Yeah Darragh makes it very simple and demystifies something that before the talk maybe wasn’t so simple. Good to hear that you got something out of it and I really thought it was a very good event in general!
It would be nice to see some government funded projects similar to this talk to aid small businesses. As it is an accessible technology, free and gets people on the road of social media.
I think there’s a huge gap out there for introducing newbies to blogging. It’s all very well teaching people how to write blogs, and how to get their message out there, but I think it’s actually the technical aspects that people need first to set up a proper blog, before getting into anything else.
And I don’t think I’ve ever seen anyone provide that kind of introduction to newbies.

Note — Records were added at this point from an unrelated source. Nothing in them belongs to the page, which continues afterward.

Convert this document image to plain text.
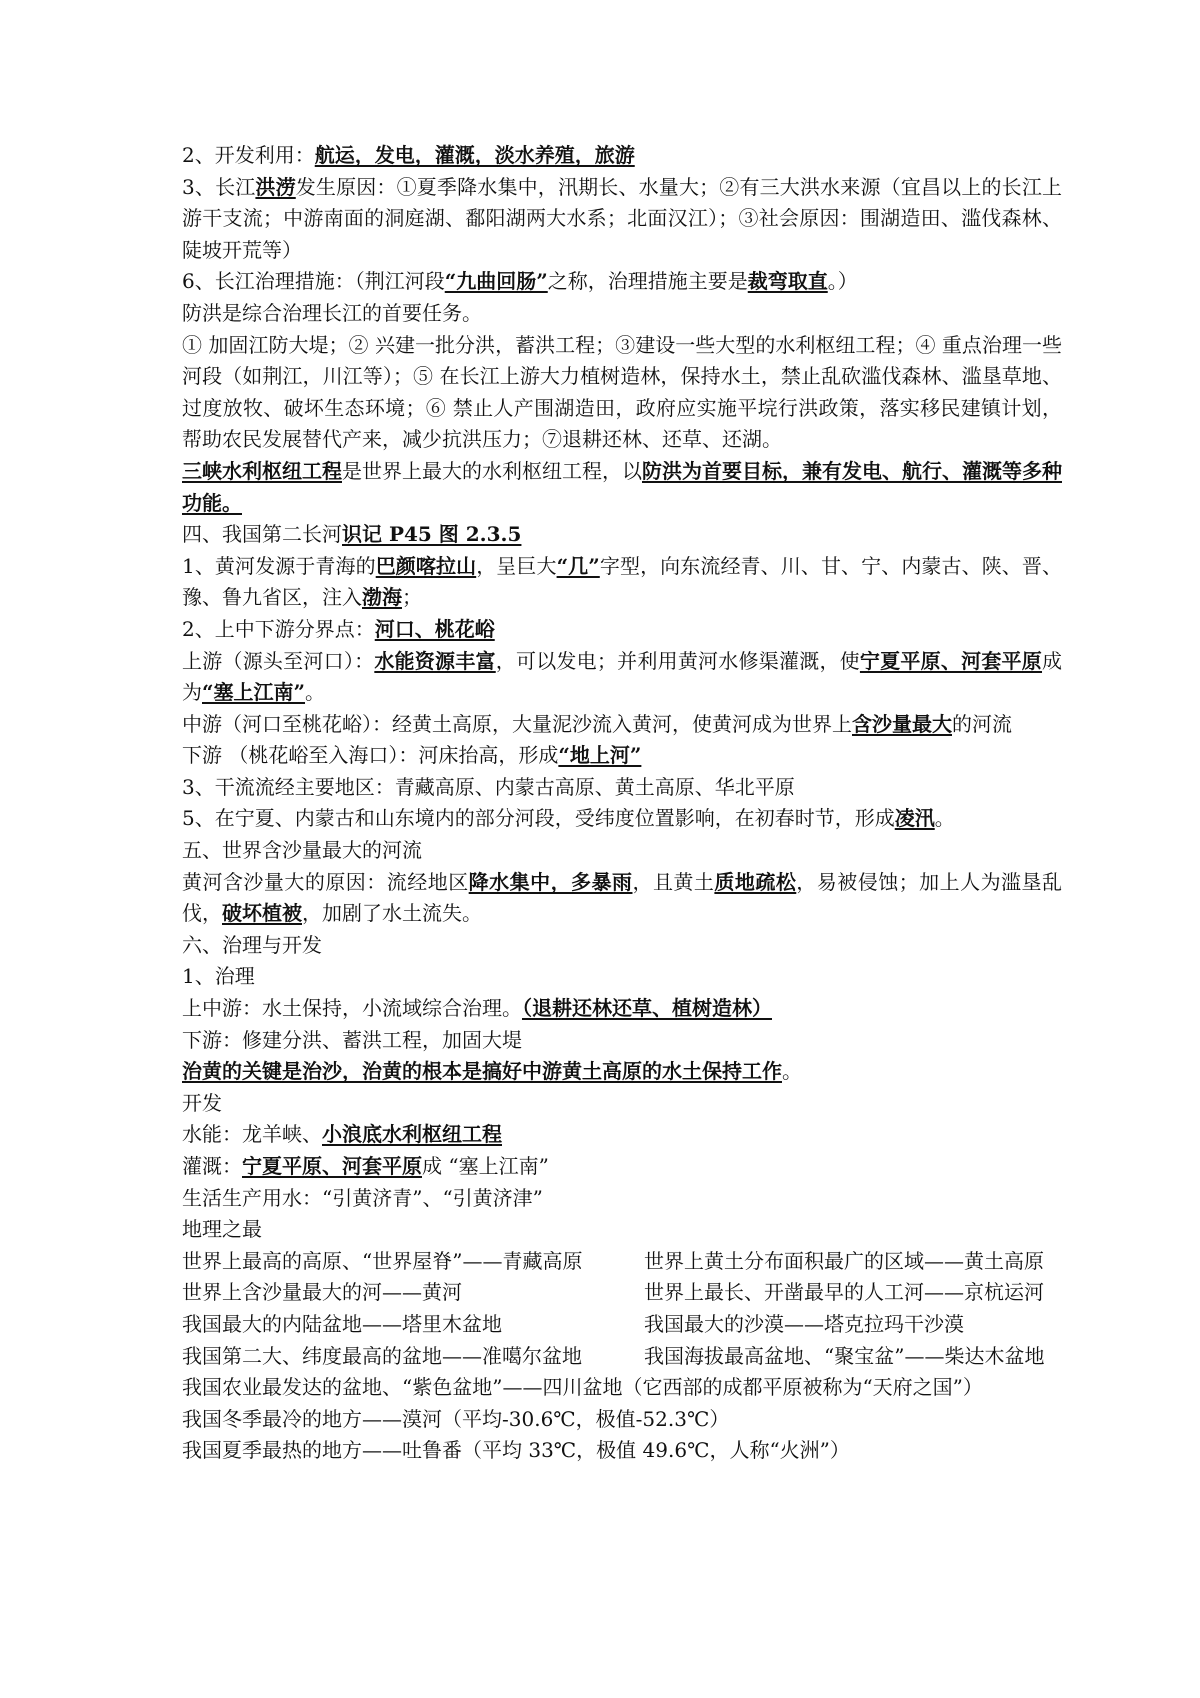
2、开发利用：航运，发电，灌溉，淡水养殖，旅游
3、长江洪涝发生原因：①夏季降水集中，汛期长、水量大；②有三大洪水来源（宜昌以上的长江上游干支流；中游南面的洞庭湖、鄱阳湖两大水系；北面汉江）；③社会原因：围湖造田、滥伐森林、陡坡开荒等）
6、长江治理措施：（荆江河段“九曲回肠”之称，治理措施主要是裁弯取直。）
防洪是综合治理长江的首要任务。
① 加固江防大堤；② 兴建一批分洪，蓄洪工程；③建设一些大型的水利枢纽工程；④ 重点治理一些河段（如荆江，川江等）；⑤ 在长江上游大力植树造林，保持水土，禁止乱砍滥伐森林、滥垦草地、过度放牧、破坏生态环境；⑥ 禁止人产围湖造田，政府应实施平垸行洪政策，落实移民建镇计划，帮助农民发展替代产来，减少抗洪压力；⑦退耕还林、还草、还湖。
三峡水利枢纽工程是世界上最大的水利枢纽工程，以防洪为首要目标，兼有发电、航行、灌溉等多种功能。
四、我国第二长河识记 P45 图 2.3.5
1、黄河发源于青海的巴颜喀拉山，呈巨大“几”字型，向东流经青、川、甘、宁、内蒙古、陕、晋、豫、鲁九省区，注入渤海；
2、上中下游分界点：河口、桃花峪
上游（源头至河口）：水能资源丰富，可以发电；并利用黄河水修渠灌溉，使宁夏平原、河套平原成为“塞上江南”。
中游（河口至桃花峪）：经黄土高原，大量泥沙流入黄河，使黄河成为世界上含沙量最大的河流
下游 （桃花峪至入海口）：河床抬高，形成“地上河”
3、干流流经主要地区：青藏高原、内蒙古高原、黄土高原、华北平原
5、在宁夏、内蒙古和山东境内的部分河段，受纬度位置影响，在初春时节，形成凌汛。
五、世界含沙量最大的河流
黄河含沙量大的原因：流经地区降水集中，多暴雨，且黄土质地疏松，易被侵蚀；加上人为滥垦乱伐，破坏植被，加剧了水土流失。
六、治理与开发
1、治理
上中游：水土保持，小流域综合治理。（退耕还林还草、植树造林）
下游：修建分洪、蓄洪工程，加固大堤
治黄的关键是治沙，治黄的根本是搞好中游黄土高原的水土保持工作。
开发
水能：龙羊峡、小浪底水利枢纽工程
灌溉：宁夏平原、河套平原成 “塞上江南”
生活生产用水：“引黄济青”、“引黄济津”
地理之最
世界上最高的高原、“世界屋脊”——青藏高原	世界上黄土分布面积最广的区域——黄土高原
世界上含沙量最大的河——黄河	世界上最长、开凿最早的人工河——京杭运河
我国最大的内陆盆地——塔里木盆地	我国最大的沙漠——塔克拉玛干沙漠
我国第二大、纬度最高的盆地——准噶尔盆地	我国海拔最高盆地、“聚宝盆”——柴达木盆地
我国农业最发达的盆地、“紫色盆地”——四川盆地（它西部的成都平原被称为“天府之国”）
我国冬季最冷的地方——漠河（平均-30.6℃，极值-52.3℃）
我国夏季最热的地方——吐鲁番（平均 33℃，极值 49.6℃，人称“火洲”）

I was at Darragh’s and Ciara’s talks and both really encouraged me to continue blogging for my business. As both a novice and let’s say an atypical (as in older than most if not all people in the room) convert to blogging, you need those who have done it/are still doing it successfully to boost your confidence.
I think Paul O’Mahony should give old Baran a call at http://www.walk-outs.com/. Should their stellar advise on social media and web development be combined big dollars will follow… Hopefully they might even share the secrets with us… Classic snake oil salesmen the pair of them.
Thanks for your great site and insights. You keep referring to “the talk” by Doyle, is there a link or outline of it?